The Mum Challenge: Miss Marple

When your Mum sets you a challenge, you can't very well say no, can you?

I can't anyhow.

Somehow, now, at 36, the inbuilt need to make her happy is deeper set than ever and so when she text me at 11pm on a Wednesday night and said 'I'm setting you a challenge,' there was little I could do.

'I've seen your Instagram feed' she said 'and I'm setting you a challenge' and I thought 'Oh, God' because I post some rubbish on the 'gram and it could be anything. I needn't have worried; the challenge was not to end world hunger or walk an alpaca up Everest, it was merely to read a Miss Marple book. She'd even done the research into which was the cheapest on Kindle - she had even, because she's fabulous - offered to reimburse me for the cost of the book.

My Mum is better than yours.

I logged straight onto Amazon and downloaded Murder at the Vicarage. And no, of course I didn't let her reimburse me.

You're probably wondering why at 11pm on a Wednesday this challenge was issued. Here's the backstory:

I grew up reading Poirot books. Murder on the Orient Express, Death on the Nile, Evil Under the Sun, Poirot's Christmas (every year), The Mysterious Affair at Styles. The ABC Murders, Murder in Mesopotamia, Five Little Pigs, Curtain (sob) I read them all on repeat, book after book after book; adaptation after adaptation - Ustinov and Suchet - and back to the books, so and so forth ad infinitum.

Often Mum - who has read probably all the Agatha Christie but cut her teeth on Miss Marple as a teenager -  would say 'why don't you read a Miss Marple, love' and I'd smile and nod my head and pick up a Poirot again. I loved Hercule so much,  I think, that reading Miss Marple felt somewhat disloyal.

And so it is that I am 36 years old and until last week had not read a Miss Marple novel. 'Read one by the 1st July' Mum's text said after I confessed my Miss Marple truth on my Instagram story, and let's not pretend she didn't throw that particular date in on purpose - it's her birthday - I see you, Mum, I know what you're doing.

So I did read one, and today, the 1st July and in honour of my marvellous Mum, I am here to talk about it.

(Also I read it on the Kindle but I bought this copy because it's the first I ever read and I felt like I should own it and also it matches my Evil Under the Sun and looks pretty on my desk. I have such a bool related problem omg.)

So here's the thing. Dame Agatha Christie is the queen of crime fiction. You think I'm wrong? I'll fight you. With a pen - it's mightier than a sword. She is though - she's the best - her crimes, her victims, her suspects, her red herrings, her twists and her turns. She was the best at what she did - so much so in fact, that her her books don't lose anything over time.
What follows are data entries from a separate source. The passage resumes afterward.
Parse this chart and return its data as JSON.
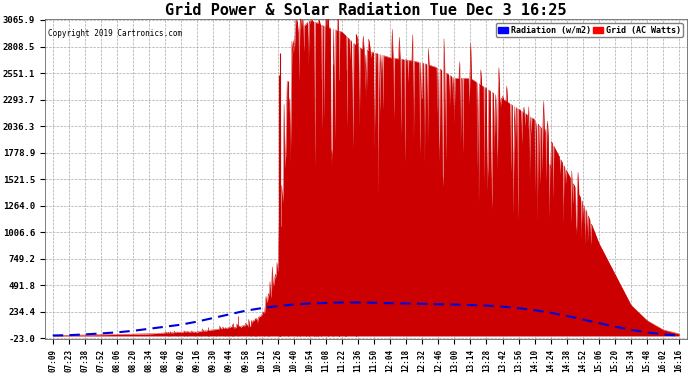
{
  "title": "Grid Power & Solar Radiation Tue Dec 3 16:25",
  "copyright": "Copyright 2019 Cartronics.com",
  "legend_labels": [
    "Radiation (w/m2)",
    "Grid (AC Watts)"
  ],
  "yticks": [
    -23.0,
    234.4,
    491.8,
    749.2,
    1006.6,
    1264.0,
    1521.5,
    1778.9,
    2036.3,
    2293.7,
    2551.1,
    2808.5,
    3065.9
  ],
  "ymin": -23.0,
  "ymax": 3065.9,
  "background_color": "#ffffff",
  "fill_color": "#cc0000",
  "line_color": "#0000dd",
  "title_fontsize": 11,
  "xtick_labels": [
    "07:09",
    "07:23",
    "07:38",
    "07:52",
    "08:06",
    "08:20",
    "08:34",
    "08:48",
    "09:02",
    "09:16",
    "09:30",
    "09:44",
    "09:58",
    "10:12",
    "10:26",
    "10:40",
    "10:54",
    "11:08",
    "11:22",
    "11:36",
    "11:50",
    "12:04",
    "12:18",
    "12:32",
    "12:46",
    "13:00",
    "13:14",
    "13:28",
    "13:42",
    "13:56",
    "14:10",
    "14:24",
    "14:38",
    "14:52",
    "15:06",
    "15:20",
    "15:34",
    "15:48",
    "16:02",
    "16:16"
  ],
  "figsize": [
    6.9,
    3.75
  ],
  "dpi": 100,
  "grid_power": [
    5,
    8,
    10,
    12,
    15,
    18,
    20,
    30,
    35,
    40,
    60,
    80,
    100,
    200,
    600,
    2900,
    3065,
    3000,
    2950,
    2800,
    2750,
    2700,
    2680,
    2650,
    2600,
    2500,
    2500,
    2400,
    2300,
    2200,
    2100,
    1900,
    1600,
    1300,
    900,
    600,
    300,
    150,
    60,
    20
  ],
  "radiation": [
    5,
    8,
    15,
    25,
    35,
    50,
    70,
    90,
    110,
    140,
    175,
    210,
    245,
    270,
    290,
    305,
    315,
    320,
    325,
    325,
    322,
    318,
    315,
    312,
    308,
    305,
    300,
    295,
    285,
    270,
    250,
    225,
    195,
    160,
    125,
    90,
    60,
    35,
    15,
    5
  ]
}
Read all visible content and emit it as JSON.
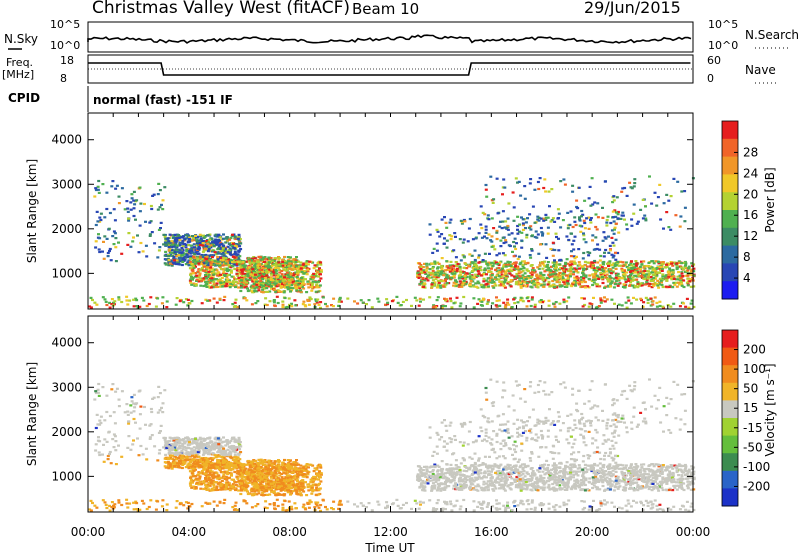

Orient Express is still being adapted for the big screen and it doesn't feel dated, not really; it's still a fun, clever mystery.

The thing I noticed right away when I started Murder at the Vicarage, and I read the first 10% in about half an hour, is just that: it doesn't feel massively dated, it's easy to read, it's smart and witty and if I'd picked it up and read it with zero background knowledge I wouldn't have guessed it was written almost 90 years ago. That's quite the feat. I mean, it is dated, of course it is, but not in a way that makes it hard to read or irrelevant. The vicar, who narrates, doesn't feel like a guy who were he alive today would have had probably at least 40 birthday letters from the Queen, he has a much younger wife and they both talk openly about what that means and what people might think and she tells him, quite frankly, that people will probably be expecting her to sleep around.

Miss Marple is excellent. I mean, I'm stubborn and I don't so much want Mum to be right (even though it's a fact of my life that she always is) but do you know what: I loved this book. Where oh where has this series been all my life ('on the bookshelf love, I tried to tell you...' I can hear Mum rolling her eyes all the way from her holiday cottage, where I imagine she's drinking wine and laughing at me).
I did expect Miss Marple to be a more major character though, I must admit. Perhaps the other books are different but in this one she sort of pops up 5 or 6 times throughout the book, is mentioned maybe 5 or 6 more as knowing everything and never being wrong and then arrives at the end having solved the crime. It's odd, because the whole story really is that of the vicar, and his investigation and we don't get to know Miss Marple or follow her deductions at all. That made me a little sad - I think because I was expecting to get to know her but really she felt like a secondary character in what I had expected to be her own book. Le sigh.

That said: I loved it, it was an easy read that made me happy, I didn't guess whodunit and I am very obviously planning to read some more.

Thanks Mum and I'm sorry it's taken over 20 years for me to listen to you, about this anyhow.